Tejon Ranch is the largest contiguous expanse of private land in California, its 422 square miles larger than the City of Los Angeles. Founded in 1843 as a Spanish Land Grant, Tejon Ranch is still largely a ranching and farming business.
Fort Tejon nearby was built in 1854 and abandoned 10 years later. They feature interesting Living History demonstrations the first Saturday of the month and Civil War Battle Demonstrations the third Sunday from May to September, a fun way diversion during a leg-stretch stop.
- Those big pipes climbing the hill on the west side of I-5 just north of The Grapevine are also part of the Los Angeles Aqueduct.
- A highway pullout might seem a strange place to go bird-watching, but we've seen yellow-billed magpies (large relatives of crows found only in California) in the trees around the Buttonwillow Rest Stop.

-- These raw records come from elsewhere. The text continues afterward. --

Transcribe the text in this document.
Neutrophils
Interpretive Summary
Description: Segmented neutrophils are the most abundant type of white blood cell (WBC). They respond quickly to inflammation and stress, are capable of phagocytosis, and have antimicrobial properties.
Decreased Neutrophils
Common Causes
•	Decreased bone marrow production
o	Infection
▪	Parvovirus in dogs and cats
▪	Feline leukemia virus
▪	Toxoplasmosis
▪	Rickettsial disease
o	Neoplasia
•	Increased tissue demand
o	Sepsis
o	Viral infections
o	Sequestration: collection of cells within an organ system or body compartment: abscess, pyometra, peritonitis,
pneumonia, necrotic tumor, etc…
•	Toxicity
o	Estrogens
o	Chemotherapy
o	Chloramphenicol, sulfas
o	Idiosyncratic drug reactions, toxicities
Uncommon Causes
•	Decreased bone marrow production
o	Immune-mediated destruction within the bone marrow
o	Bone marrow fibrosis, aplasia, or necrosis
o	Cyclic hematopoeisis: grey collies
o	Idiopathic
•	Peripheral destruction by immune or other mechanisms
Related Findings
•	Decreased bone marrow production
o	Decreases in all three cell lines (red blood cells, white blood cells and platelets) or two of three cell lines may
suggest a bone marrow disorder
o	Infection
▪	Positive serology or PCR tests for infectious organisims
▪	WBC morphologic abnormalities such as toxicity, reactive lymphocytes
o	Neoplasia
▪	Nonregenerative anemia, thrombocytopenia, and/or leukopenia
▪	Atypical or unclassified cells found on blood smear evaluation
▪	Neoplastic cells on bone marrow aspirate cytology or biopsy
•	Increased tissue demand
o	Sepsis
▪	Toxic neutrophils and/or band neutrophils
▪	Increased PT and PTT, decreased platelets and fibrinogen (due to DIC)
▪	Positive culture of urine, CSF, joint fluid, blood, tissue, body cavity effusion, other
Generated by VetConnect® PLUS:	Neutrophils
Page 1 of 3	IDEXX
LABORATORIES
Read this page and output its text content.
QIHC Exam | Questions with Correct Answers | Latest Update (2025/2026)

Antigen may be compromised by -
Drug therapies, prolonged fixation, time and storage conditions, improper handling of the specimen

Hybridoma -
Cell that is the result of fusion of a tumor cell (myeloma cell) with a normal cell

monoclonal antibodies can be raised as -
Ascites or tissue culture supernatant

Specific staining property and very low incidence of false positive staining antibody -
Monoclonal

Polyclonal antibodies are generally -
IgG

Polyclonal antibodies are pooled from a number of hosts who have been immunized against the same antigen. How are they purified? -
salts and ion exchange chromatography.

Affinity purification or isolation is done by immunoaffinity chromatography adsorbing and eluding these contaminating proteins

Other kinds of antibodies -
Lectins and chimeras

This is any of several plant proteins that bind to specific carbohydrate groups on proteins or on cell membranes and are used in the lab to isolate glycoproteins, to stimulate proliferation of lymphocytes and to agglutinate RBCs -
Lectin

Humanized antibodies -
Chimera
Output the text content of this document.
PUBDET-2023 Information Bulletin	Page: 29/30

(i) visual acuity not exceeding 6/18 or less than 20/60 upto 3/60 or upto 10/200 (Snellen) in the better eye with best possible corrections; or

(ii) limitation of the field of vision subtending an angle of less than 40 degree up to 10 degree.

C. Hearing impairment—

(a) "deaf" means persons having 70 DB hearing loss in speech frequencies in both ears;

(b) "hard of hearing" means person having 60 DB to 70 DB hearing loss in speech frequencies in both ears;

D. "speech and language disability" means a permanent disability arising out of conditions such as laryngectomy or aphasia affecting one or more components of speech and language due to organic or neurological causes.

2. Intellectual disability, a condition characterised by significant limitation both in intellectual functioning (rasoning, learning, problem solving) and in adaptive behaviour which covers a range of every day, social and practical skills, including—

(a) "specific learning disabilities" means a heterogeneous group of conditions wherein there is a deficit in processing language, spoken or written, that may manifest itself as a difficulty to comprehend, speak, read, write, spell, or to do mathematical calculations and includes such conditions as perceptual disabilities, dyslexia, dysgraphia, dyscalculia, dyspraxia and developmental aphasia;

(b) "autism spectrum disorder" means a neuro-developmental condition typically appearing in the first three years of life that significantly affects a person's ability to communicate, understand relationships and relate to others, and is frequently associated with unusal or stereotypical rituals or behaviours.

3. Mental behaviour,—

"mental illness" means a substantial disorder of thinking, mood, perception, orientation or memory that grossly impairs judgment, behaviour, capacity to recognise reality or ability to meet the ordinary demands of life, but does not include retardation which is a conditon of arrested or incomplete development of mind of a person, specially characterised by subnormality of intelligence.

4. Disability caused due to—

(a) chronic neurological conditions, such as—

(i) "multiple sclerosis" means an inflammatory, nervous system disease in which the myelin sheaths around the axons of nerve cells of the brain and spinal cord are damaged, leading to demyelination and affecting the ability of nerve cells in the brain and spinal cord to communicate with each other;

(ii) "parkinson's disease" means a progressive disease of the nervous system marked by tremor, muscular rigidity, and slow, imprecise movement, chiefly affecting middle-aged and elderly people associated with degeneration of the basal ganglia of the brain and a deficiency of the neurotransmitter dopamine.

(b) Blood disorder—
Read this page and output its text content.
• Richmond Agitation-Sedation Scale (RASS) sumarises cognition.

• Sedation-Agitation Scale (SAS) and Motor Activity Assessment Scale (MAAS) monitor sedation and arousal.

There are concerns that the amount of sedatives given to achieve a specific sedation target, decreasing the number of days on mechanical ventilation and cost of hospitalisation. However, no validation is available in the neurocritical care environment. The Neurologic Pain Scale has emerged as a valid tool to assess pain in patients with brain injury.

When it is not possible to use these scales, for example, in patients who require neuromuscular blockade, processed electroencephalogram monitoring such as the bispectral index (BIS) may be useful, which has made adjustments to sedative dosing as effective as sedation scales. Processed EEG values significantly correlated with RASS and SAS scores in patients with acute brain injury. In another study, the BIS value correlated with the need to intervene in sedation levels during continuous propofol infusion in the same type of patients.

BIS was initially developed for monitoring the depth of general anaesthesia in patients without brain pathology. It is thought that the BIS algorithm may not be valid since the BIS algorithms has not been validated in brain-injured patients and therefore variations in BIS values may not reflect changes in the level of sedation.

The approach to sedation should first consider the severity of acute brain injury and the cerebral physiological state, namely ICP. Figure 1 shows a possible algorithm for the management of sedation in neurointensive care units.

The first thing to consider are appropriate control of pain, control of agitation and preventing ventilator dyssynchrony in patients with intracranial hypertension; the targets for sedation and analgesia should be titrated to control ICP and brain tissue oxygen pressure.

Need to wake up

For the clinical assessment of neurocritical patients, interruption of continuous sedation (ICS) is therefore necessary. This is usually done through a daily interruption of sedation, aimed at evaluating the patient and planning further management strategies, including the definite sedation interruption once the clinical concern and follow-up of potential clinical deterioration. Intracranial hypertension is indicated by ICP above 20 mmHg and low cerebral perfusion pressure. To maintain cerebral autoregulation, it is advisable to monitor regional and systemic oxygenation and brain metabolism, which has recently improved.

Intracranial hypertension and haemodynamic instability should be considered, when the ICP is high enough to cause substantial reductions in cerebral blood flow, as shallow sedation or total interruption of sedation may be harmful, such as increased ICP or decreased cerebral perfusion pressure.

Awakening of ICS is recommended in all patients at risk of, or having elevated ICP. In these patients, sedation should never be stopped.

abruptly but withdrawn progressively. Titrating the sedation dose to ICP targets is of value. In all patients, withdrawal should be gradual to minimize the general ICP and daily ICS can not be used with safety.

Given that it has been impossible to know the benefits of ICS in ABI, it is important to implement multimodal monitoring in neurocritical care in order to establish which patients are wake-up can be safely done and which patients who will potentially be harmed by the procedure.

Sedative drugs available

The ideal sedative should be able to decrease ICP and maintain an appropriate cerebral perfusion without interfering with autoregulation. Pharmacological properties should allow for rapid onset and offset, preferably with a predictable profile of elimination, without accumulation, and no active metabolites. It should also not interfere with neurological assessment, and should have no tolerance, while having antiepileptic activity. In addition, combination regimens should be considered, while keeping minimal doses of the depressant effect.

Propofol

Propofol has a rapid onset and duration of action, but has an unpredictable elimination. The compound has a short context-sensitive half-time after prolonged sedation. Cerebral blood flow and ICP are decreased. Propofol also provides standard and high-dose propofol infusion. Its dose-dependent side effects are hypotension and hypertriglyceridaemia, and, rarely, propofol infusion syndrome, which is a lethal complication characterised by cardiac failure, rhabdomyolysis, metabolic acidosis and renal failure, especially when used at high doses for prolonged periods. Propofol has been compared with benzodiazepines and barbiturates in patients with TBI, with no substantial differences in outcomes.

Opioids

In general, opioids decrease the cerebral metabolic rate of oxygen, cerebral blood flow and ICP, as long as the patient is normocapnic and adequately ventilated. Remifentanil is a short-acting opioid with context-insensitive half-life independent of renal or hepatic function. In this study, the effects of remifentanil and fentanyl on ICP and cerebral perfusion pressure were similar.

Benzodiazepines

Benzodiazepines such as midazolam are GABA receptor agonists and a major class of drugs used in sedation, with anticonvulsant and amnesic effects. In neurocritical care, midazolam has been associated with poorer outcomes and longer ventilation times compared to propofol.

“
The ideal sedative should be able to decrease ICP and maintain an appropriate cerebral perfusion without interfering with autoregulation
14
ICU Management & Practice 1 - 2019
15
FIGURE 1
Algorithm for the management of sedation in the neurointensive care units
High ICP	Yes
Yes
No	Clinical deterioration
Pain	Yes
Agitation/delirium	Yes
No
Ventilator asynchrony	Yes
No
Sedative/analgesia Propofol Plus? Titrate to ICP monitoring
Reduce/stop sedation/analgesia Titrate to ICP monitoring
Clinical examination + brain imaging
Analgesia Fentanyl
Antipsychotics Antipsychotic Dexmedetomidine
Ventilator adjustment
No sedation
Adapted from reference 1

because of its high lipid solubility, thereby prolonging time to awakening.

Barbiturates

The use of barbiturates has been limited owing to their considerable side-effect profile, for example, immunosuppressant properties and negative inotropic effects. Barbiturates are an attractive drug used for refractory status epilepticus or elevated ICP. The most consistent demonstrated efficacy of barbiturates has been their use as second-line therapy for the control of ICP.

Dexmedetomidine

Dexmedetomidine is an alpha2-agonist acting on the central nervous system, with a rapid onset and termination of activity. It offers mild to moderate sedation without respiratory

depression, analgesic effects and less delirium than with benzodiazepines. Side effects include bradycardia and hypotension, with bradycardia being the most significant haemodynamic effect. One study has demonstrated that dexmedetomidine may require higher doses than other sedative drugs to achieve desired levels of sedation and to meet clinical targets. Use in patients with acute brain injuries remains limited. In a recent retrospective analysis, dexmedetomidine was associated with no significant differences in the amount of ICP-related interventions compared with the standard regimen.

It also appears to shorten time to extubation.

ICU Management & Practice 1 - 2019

- The San Joaquin Valley is one of the state's richest agricultural areas, generating as much as 12% of the total U.S. agriculture production. Some of the crops you may see growing along I-5 include table grapes, raisin grapes, citrus, almonds and pistachios.
- The Dos Amigos Vista Point overlooks a pumping station on the California Aqueduct, another system of canals, tunnels, and pipelines carrying water from the Sierra Nevada Mountains to Southern California.
If you're in a hurry to get there, you may not be in the mood for a side trip, but as long as you're going so close to them, you should know about these interesting diversions:
Antelope Valley: California poppies abound here when the conditions are right, with peak bloom between mid-February and mid-May, making it well worth a detour. Exit at Hwy 138 east, about 70 miles north of Los Angeles.
Vasquez Rocks: These odd rock formations have appeared in over 100 movies and television shows, including the Star Trek films and television series, a herd of 1950s and '60s Westerns and The Flintsones movie. You'll find them 14 miles off I-5 on CA Hwy 14, about 45 miles north of Los Angeles.